A query returns the following warning when one or more of the mongos instances has not yet updated its cache of the cluster’s metadata from the config database:

could not initialize cursor across all shards because : stale config detected

This warning should not propagate back to your application. The warning will repeat until all the mongos instances refresh their caches. To force an instance to refresh its cache, run the flushRouterConfig command.

Shard Keys and Cluster Availability

The most important consideration when choosing a shard key are:

  • to ensure that MongoDB will be able to distribute data evenly among shards, and
  • to scale writes across the cluster, and
  • to ensure that mongos can isolate most queries to a specific mongod.


  • Each shard should be a replica set, if a specific mongod instance fails, the replica set members will elect another to be primary and continue operation. However, if an entire shard is unreachable or fails for some reason, that data will be unavailable.
  • If the shard key allows the mongos to isolate most operations to a single shard, then the failure of a single shard will only render some data unavailable.
  • If your shard key distributes data required for every operation throughout the cluster, then the failure of the entire shard will render the entire cluster unavailable.

In essence, this concern for reliability simply underscores the importance of choosing a shard key that isolates query operations to a single shard.

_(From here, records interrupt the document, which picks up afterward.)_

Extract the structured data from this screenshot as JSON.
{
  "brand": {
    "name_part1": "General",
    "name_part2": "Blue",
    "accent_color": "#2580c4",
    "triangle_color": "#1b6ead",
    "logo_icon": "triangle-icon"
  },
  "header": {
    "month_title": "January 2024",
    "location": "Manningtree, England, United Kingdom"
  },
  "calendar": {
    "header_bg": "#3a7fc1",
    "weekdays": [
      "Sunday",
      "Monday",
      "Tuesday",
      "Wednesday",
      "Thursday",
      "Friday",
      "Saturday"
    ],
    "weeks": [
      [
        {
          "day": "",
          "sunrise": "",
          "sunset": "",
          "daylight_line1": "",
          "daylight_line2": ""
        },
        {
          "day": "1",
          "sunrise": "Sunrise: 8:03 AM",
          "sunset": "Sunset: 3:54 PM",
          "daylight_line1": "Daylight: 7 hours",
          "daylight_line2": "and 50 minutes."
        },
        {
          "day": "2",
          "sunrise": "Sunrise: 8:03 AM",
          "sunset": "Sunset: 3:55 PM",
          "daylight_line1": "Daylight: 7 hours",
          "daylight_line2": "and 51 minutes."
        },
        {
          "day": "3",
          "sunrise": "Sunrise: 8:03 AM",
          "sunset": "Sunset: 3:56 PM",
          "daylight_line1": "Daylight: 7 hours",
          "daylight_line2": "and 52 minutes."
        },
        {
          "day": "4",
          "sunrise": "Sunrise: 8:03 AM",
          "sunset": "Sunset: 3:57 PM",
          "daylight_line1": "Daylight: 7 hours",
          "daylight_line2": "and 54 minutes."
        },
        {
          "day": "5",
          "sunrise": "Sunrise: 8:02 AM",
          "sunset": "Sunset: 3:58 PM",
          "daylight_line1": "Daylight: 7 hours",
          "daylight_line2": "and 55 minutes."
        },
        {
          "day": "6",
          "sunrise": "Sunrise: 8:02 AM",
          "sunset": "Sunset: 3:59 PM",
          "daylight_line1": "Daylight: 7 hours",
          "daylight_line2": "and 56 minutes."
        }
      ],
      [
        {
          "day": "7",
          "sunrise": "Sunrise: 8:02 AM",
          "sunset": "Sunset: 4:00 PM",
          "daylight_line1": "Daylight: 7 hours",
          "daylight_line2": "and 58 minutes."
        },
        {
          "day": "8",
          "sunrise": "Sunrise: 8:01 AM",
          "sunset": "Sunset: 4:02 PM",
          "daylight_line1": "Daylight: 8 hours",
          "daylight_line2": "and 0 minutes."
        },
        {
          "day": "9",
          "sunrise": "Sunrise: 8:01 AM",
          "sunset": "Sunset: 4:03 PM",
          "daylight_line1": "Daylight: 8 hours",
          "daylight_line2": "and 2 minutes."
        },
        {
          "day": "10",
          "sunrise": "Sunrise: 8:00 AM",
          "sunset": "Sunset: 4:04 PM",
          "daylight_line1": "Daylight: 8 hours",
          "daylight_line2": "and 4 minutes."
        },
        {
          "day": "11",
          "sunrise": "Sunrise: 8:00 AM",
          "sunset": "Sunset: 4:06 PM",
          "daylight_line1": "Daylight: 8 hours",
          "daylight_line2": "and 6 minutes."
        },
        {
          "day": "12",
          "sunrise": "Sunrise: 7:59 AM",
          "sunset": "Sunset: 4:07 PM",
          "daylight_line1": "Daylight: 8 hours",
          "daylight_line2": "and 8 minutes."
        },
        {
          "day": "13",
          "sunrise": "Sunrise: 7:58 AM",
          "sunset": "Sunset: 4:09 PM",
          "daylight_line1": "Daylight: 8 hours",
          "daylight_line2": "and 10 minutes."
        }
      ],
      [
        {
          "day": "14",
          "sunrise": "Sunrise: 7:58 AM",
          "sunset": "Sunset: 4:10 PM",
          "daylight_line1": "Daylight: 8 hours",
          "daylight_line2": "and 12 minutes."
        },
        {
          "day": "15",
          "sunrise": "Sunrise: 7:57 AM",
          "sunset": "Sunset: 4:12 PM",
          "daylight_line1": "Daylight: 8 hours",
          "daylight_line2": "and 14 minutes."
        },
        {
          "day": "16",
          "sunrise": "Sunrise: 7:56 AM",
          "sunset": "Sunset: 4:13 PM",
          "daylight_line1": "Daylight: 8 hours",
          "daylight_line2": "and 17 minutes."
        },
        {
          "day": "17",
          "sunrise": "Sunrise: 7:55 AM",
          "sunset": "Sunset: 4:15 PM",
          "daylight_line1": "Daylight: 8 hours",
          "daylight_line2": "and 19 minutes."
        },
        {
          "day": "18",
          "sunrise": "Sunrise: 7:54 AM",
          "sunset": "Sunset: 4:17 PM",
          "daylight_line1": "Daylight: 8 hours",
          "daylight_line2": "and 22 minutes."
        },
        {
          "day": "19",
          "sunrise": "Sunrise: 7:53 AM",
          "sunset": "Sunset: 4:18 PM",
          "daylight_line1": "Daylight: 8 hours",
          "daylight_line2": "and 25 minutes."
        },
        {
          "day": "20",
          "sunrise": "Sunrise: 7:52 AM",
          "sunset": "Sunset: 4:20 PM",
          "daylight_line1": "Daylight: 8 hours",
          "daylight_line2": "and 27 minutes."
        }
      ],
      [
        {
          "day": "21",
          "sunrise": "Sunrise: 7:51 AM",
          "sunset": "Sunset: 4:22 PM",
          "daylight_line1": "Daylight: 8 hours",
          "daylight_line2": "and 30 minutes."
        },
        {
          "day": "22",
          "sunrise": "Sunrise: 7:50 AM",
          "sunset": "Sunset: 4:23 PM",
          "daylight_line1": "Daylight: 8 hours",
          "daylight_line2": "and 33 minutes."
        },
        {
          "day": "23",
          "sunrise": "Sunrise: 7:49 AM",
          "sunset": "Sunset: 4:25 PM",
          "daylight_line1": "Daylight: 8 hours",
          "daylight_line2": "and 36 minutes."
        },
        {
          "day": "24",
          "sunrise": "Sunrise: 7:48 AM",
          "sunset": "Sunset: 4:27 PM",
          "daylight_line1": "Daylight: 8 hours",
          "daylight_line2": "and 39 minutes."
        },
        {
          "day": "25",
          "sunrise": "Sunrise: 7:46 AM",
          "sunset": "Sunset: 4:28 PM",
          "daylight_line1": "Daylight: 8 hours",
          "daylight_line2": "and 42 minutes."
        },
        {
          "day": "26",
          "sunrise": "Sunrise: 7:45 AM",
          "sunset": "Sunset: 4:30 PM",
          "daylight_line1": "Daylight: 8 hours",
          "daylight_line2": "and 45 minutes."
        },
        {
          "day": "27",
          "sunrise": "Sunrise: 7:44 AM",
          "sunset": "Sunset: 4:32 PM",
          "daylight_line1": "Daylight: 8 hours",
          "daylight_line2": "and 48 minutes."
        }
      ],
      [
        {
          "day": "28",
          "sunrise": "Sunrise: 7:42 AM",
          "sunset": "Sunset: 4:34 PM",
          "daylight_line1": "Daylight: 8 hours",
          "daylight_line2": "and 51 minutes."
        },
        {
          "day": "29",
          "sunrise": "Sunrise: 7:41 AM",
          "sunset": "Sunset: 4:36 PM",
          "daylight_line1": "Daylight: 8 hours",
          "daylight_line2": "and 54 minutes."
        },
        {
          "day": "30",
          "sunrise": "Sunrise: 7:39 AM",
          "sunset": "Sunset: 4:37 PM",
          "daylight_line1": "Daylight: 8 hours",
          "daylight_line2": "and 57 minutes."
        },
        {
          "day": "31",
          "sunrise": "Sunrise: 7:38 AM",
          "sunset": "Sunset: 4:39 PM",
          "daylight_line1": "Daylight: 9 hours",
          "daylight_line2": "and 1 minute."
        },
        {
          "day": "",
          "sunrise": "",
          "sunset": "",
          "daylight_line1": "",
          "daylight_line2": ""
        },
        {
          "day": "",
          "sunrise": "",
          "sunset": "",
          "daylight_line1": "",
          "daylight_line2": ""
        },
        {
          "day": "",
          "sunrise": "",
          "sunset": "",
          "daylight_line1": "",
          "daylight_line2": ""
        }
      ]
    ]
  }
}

Config Database String Error

Changed in version 3.2: Starting in MongoDB 3.2, config servers can be deployed as replica sets by default. The mongos instances for the sharded cluster must specify the same config server replica set name but can specify hostname and port of different members of the replica set.

If using the deprecated topology of three mirrored mongod instances for config servers, mongos instances in a sharded cluster must specify identical configDB string.

Avoid Downtime when Moving Config Servers

Use CNAMEs to identify your config servers to the cluster so that you can rename and renumber your config servers without downtime.

moveChunk commit failed Error

At the end of a chunk migration, the shard must connect to the config database to update the chunk’s record in the cluster metadata. If the shard fails to connect to the config database, MongoDB reports the following error:

ERROR: moveChunk commit failed: version is at <n>|<nn> instead of

When this happens, the primary member of the shard’s replica set then terminates to protect data consistency. If a secondary member can access the config database, data on the shard becomes accessible again after an election.

The user will need to resolve the chunk migration failure independently. If you encounter this issue, contact the MongoDB User Group or MongoDB Support to address this issue.